Victoria Ward in The Telegraph
Her whodunit murder mysteries have confounded millions of armchair detectives, leading them through a literary maze of twists and turns before a super sleuth finally unmasks the culprit.
But scientists who have studied some of Agatha Christie’s best-selling crime novels claim that that they can be solved with a simple formula, based on the language she uses, the murder weapon, the setting and even the type of vehicle being driven.
A panel of experts analysed 26 of the author’s most famous books, including Death on the Nile, Murder on the Orient Express and The Murder of Roger Ackroyd, concluding that certain plot structures could help the reader identify the killer some time before he or she is dramatically revealed.
The panel, led by Dr Dominique Jeannerod, senior research fellow at the Institute for Collaborative Research in the Humanities at Queens University, found that the culprit was always introduced within the first half of the book, and was likely to be emotionally involved with the victim, most being spouses or blood relatives.
They said that if there were several land vehicles in the story, the killer was likely to be female. Similarly, a prevalence of nautical vehicles suggests they are more likely to be male.
If the victim is strangled, the perpetrator is more likely to be male and if the setting is a country house, there is a 75 per cent chance they will be female.
Christie’s language tends to be more negative when concerned with female killers, who are normally discovered due to a domestic item, they said.

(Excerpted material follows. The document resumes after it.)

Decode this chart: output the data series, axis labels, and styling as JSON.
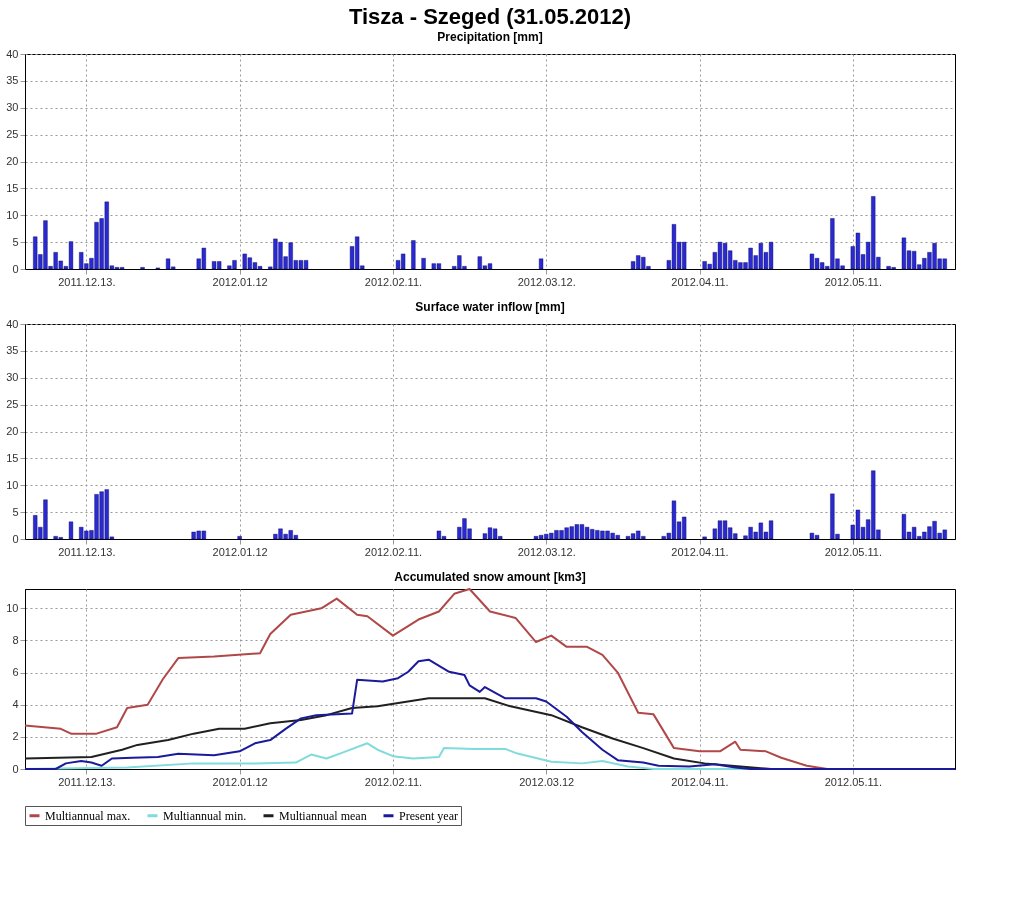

By comparison, men are normally caught using information or logic.
The panel, which also included Dr James Bernthal from the University of Exeter and data analyst Brett Jacob, found that if Hercule Poirot, the eccentric Belgiun detective, took charge of the investigation, and the cause of death was stabbing, the killer will be mentioned more frequently at the beginning of the book.
If Miss Marple is the detective, and the motive for the murder is money or an affair, the killer will be mentioned more in the later stages of the novel than the beginning.
The experts also found that Christie's novels tended to include a “main clue” which is revealed approximately half way through the text and is usually “highlighted as it appears in the text”, so the reader is likely to remember it and will not feel cheated by its later revelation as a clue.
They said a key feature of the author’s writing style was simplicity, using middle-range language and repetition.
The panel also found that the structure of a Christie novel could be reduced to a list of key events: the body will be found early on, a closed group of will be presented to the reader, the detective will then be introduced and a series of red herrings will follow and finally, after it is solved, the story will be wrapped up quickly and efficiently, leaving the reader satisfied.
The research was commissioned by UKTV channel Drama to mark the 125th anniversary of her birth.
Adrian Wills, general manager for Drama said "Agatha Christie is the best-selling novelist of all time, so the television adaptations of her books are hugely popular.
"Given her on-going popularity, we wanted to know her formula for success, especially since the whodunit is such a classic of the crime drama genre.
"We hope that her legions of dedicated fans will revisit their favourite whodunits with a better understanding of how to crack the ultimate code."